Michelle Frey, Paolini’s editor at Random House, said she knew that buying a trilogy from such a young author would be seen as a risk, but reading “Eragon” she fell in love with the story and Paolini’s writing.

“Every time you buy a book it’s a risk,” she said. “But we were so confident in his writing and his skills, and speaking with him we were so impressed with his intelligence and his level of maturity that we felt really confident it was going to be a terrific adventure.”

Despite his age, Frey said that working with Paolini was like editing any other author — each brings a different style to the process. Although, she said that Paolini is open to changes and eager to hone his craft.

Paolini is currently on a 24-city book tour; many of the events are being held in high school auditoriums or performing arts centers because he attracts so many people. Paolini has stayed more than four hours at some events to make sure every book gets signed — he shows off the dozens of special pens he keeps in his backpack for inking his name.

It’s quite a different tour than the one on which he embarked in 2002 when he and his parents were promoting the self-published “Eragon.” To get attention, he recounts with horror his costume for presentations at libraries and schools — lace-up leather boots, black pantaloons, a billowy shirt and a black beret.

He chose more casual attire of jeans and a long-sleeved red shirt for a recent appearance in this suburb west of Chicago. He drew 800 fans to the Naperville Central High School auditorium, including 11-year-old Stanley Yuan, who said he can’t wait to devour each chapter in Paolini’s books.

“I was reading ’Eldest’ at 10:30 on a school night, and I was like, ’Oh, must go to sleep. But I must read more!”’ Stanley said.

His best friend, Aadi Tolappa, said he thinks it is “really cool” that Paolini started writing the books when he was just three years older than Tolappa is now.

“It makes you want to keep reading because of how it ends each chapter pretty suspensefully,” said Aadi, carrying both “Eldest” and “Eragon” to have signed.
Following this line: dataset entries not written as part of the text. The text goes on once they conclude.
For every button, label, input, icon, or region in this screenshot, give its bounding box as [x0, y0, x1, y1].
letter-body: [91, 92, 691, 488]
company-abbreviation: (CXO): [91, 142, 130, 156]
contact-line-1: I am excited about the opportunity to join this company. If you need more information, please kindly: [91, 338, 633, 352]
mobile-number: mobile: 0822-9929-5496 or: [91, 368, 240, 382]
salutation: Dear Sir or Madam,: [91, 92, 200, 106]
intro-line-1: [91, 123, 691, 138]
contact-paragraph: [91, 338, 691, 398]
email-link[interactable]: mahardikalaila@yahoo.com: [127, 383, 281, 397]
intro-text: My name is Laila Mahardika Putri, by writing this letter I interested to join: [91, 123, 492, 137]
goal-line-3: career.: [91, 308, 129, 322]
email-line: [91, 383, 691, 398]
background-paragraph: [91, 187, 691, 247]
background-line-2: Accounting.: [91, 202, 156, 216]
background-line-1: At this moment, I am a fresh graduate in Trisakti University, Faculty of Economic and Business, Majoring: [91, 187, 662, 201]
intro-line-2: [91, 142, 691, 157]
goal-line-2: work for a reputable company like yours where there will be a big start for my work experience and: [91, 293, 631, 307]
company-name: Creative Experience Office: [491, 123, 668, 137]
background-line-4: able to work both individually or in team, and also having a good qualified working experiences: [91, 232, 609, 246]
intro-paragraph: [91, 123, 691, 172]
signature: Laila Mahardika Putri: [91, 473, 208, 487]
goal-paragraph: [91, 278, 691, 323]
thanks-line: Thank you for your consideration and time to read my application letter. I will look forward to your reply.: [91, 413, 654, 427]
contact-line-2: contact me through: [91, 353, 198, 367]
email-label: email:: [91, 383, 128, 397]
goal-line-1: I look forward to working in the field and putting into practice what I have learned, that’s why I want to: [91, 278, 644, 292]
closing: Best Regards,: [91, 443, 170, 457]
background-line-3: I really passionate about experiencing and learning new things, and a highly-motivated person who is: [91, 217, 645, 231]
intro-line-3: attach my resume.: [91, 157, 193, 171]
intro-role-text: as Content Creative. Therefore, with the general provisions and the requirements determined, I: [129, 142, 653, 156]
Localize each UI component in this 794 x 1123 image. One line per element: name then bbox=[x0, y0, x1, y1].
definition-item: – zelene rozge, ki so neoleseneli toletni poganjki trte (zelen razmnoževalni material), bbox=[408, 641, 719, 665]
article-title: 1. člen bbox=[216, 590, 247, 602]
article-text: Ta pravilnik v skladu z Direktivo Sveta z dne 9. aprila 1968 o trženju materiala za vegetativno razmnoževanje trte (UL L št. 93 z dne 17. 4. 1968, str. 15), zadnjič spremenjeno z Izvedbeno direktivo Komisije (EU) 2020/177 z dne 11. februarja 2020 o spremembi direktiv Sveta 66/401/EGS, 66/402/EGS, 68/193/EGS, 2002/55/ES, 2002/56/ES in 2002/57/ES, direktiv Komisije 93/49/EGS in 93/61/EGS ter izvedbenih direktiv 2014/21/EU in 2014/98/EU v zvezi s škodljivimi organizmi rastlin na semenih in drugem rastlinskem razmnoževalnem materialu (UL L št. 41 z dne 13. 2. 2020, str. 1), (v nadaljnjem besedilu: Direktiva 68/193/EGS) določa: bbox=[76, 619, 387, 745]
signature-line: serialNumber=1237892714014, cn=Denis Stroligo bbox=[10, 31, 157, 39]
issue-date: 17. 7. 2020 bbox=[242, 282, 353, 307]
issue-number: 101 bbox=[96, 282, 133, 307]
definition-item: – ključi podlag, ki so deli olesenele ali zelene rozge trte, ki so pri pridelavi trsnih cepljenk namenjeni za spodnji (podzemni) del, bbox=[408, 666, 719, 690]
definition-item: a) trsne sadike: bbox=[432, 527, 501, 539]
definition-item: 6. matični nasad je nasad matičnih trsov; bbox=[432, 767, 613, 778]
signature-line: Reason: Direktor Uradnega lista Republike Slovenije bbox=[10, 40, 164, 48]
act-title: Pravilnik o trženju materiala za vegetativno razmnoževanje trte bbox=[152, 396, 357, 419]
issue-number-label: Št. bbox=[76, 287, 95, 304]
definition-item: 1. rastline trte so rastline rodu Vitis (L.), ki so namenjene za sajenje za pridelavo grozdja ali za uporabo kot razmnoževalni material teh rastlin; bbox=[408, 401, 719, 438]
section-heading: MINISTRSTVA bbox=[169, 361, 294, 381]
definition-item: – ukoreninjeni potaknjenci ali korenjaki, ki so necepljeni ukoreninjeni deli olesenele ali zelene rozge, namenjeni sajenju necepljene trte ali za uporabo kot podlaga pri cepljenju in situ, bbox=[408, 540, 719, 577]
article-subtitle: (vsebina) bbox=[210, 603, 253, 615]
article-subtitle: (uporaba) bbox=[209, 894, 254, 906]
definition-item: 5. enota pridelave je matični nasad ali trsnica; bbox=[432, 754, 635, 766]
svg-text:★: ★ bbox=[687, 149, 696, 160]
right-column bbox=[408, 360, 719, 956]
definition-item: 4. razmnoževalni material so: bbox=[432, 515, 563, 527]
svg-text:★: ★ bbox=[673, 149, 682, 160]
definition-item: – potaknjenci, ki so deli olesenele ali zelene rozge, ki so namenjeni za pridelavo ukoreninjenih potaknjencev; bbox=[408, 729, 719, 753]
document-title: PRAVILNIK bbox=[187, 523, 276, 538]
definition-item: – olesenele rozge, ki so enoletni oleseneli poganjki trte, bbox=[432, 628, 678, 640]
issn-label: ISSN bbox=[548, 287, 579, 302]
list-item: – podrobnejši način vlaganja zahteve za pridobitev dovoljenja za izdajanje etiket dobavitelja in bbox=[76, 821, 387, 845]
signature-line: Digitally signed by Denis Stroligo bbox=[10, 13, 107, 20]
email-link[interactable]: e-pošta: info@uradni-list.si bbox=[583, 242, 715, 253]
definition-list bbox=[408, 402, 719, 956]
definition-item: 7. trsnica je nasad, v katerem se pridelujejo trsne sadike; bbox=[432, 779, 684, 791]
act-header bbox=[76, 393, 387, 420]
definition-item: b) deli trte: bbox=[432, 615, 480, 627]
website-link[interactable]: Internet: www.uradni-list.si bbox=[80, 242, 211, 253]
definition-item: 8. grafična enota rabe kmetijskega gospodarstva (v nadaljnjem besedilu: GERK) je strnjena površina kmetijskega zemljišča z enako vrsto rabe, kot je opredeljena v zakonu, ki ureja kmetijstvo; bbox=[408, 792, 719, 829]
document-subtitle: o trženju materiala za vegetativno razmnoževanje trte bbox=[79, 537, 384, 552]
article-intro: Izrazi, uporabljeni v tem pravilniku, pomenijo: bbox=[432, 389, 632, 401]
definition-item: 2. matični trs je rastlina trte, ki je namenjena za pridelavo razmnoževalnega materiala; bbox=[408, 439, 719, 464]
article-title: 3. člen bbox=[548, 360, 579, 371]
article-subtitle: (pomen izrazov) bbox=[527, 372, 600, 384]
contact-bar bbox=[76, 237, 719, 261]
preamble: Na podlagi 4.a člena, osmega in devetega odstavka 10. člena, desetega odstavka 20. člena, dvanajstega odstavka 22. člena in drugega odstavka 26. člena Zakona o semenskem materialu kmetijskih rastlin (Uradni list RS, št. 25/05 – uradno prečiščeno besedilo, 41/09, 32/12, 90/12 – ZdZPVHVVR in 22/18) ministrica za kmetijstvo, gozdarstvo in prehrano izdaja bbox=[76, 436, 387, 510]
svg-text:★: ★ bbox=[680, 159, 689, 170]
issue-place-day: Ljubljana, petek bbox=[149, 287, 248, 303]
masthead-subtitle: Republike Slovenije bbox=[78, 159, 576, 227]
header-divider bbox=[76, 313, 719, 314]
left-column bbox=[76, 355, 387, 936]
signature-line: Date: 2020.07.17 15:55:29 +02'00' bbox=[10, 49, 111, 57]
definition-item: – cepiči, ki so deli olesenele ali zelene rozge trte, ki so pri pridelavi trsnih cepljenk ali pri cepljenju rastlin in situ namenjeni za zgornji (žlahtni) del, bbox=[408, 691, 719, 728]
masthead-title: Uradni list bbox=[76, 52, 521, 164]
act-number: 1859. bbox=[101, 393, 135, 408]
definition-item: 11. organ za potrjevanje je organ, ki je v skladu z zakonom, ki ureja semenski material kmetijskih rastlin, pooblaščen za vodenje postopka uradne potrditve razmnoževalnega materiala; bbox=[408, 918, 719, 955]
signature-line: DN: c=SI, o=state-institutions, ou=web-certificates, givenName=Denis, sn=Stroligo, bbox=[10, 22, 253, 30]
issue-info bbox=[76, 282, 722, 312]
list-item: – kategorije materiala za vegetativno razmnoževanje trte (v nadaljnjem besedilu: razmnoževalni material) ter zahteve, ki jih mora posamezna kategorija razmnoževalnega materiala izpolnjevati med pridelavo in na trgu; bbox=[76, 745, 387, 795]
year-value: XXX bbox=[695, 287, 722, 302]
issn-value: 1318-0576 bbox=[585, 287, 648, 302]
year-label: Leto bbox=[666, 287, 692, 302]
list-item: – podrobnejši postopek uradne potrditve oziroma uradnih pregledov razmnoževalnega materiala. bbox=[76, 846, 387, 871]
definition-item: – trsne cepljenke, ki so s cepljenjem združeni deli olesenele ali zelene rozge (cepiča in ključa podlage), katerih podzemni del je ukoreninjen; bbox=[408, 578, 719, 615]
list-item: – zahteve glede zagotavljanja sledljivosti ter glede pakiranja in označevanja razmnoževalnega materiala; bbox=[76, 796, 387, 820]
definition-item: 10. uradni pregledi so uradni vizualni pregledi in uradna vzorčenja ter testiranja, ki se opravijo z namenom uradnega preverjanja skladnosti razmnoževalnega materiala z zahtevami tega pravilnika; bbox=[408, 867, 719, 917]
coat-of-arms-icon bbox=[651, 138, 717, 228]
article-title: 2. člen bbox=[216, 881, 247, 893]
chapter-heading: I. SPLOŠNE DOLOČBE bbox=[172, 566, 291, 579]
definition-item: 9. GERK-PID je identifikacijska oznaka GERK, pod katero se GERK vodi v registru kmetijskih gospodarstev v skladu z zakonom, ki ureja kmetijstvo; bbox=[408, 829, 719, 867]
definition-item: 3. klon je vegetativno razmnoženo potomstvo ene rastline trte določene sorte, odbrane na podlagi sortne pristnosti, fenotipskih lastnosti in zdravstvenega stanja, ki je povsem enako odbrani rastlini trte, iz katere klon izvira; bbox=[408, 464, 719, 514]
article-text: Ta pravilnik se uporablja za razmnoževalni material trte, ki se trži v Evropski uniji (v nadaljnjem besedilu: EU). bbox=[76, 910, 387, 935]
‘A way of interpreting the real world’Parents in the audience loved Paolini, too. In between making jokes about dwarfs and answering questions about plot points, Paolini repeatedly referenced advice his mother gave him and thanked his parents for their support. He still lives with his parents and younger sister Angela in Montana’s Paradise Valley, near the Beartooth Mountains; he thinks both his experience of being homeschooled and where he was raised have influenced him immensely.

“If I had lived in a city, I know I would have written a different kind of fantasy, if it was fantasy at all. ... By basing some of the landscape in my imaginary world on our real world, the one near the place where I grew up, it’s a way of writing about nature in an indirect way and describing the beauties of the place (where) I live.”

Paolini has written just the first sentence of the final book in his trilogy — the title hasn’t been chosen yet — but he’s always known how the story would end ever since he spent a month outlining the trilogy’s plot as a 15-year-old.

He expects to have a long career as a writer, and is grateful that he was allowed to discover his passion. Despite making his name as a fantasy writer, he does not expect all of his work to be in the genre.

“I think good fantasy is a way of interpreting the real world — that it talks about archetypal issues that apply to any time or any place or any people,” he says. “I do have other stories I want to write, not all of which are in fantasy. Once I finish the trilogy, I’ll have to figure out which story to dive into next.”